Meet the Man Who Was Our First Multiracial Vice President

Kamala Harris’s upcoming ascendancy to the vice presidency has been celebrated as a victory for women, for black Americans, and for Indian Americans. But it’s also led to some false claims that she will be the first multiracial vice president. Decades before she was born, a man with Native American heritage served as Herbert Hoover’s vice president from 1929-1933.

Charles Curtis, the son of a white father and a mother with French and Native American heritage, is not well-remembered today, but he was once one of America’s most influential politicians. He became the last person elected to the vice presidency to be born in a U.S territory, and he was the first to be born west of the Mississippi. But he deserves to be remembered for more than his identity and background: He was a vocal opponent of Woodrow Wilson, a strong ally of the suffrage movement, and an early supporter of Zionism.

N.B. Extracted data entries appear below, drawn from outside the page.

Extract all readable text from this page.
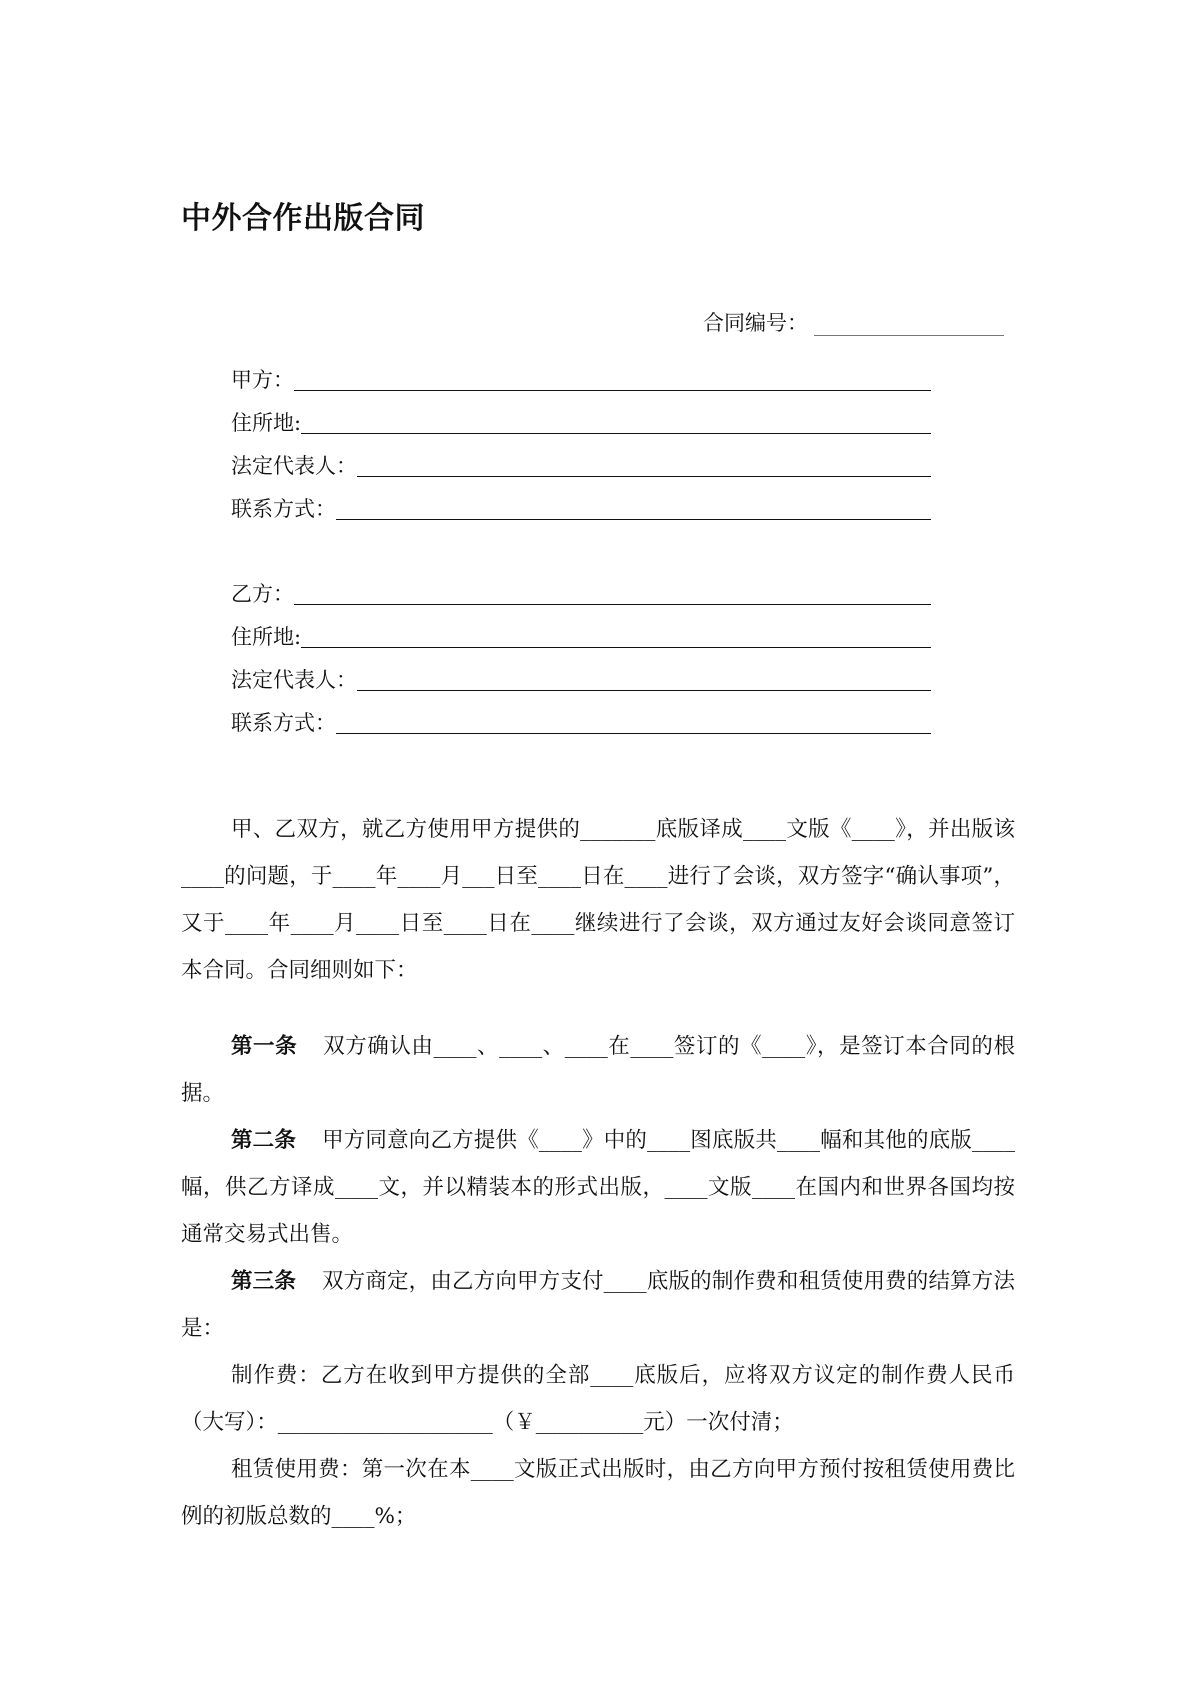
中外合作出版合同
合同编号：
甲方：
住所地:
法定代表人：
联系方式：
乙方：
住所地:
法定代表人：
联系方式：

甲、乙双方，就乙方使用甲方提供的_______底版译成____文版《____》，并出版该____的问题，于____年____月___日至____日在____进行了会谈，双方签字“确认事项”，又于____年____月____日至____日在____继续进行了会谈，双方通过友好会谈同意签订本合同。合同细则如下：

第一条 双方确认由____、____、____在____签订的《____》，是签订本合同的根据。

第二条 甲方同意向乙方提供《____》中的____图底版共____幅和其他的底版____幅，供乙方译成____文，并以精装本的形式出版，____文版____在国内和世界各国均按通常交易式出售。

第三条 双方商定，由乙方向甲方支付____底版的制作费和租赁使用费的结算方法是：

制作费：乙方在收到甲方提供的全部____底版后，应将双方议定的制作费人民币（大写）：____________________（￥__________元）一次付清；

租赁使用费：第一次在本____文版正式出版时，由乙方向甲方预付按租赁使用费比例的初版总数的____%；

Curtis’s mother, Ellen Pappan, was of Osage, Kansa, Pottawatomie, and French heritage. He was the great-great-grandson of White Plume, a Kansa chief who had negotiated with the Lewis and Clark Expedition in 1804. His first language was not English, but Kansa and French.

His father had been a Civil War veteran, and Curtis was largely raised by his grandparents after his mother died. He became locally famous as the “Indian jockey” on the regional horse tracks of the era. Yet he eventually traded the saddle for desk-jockeying.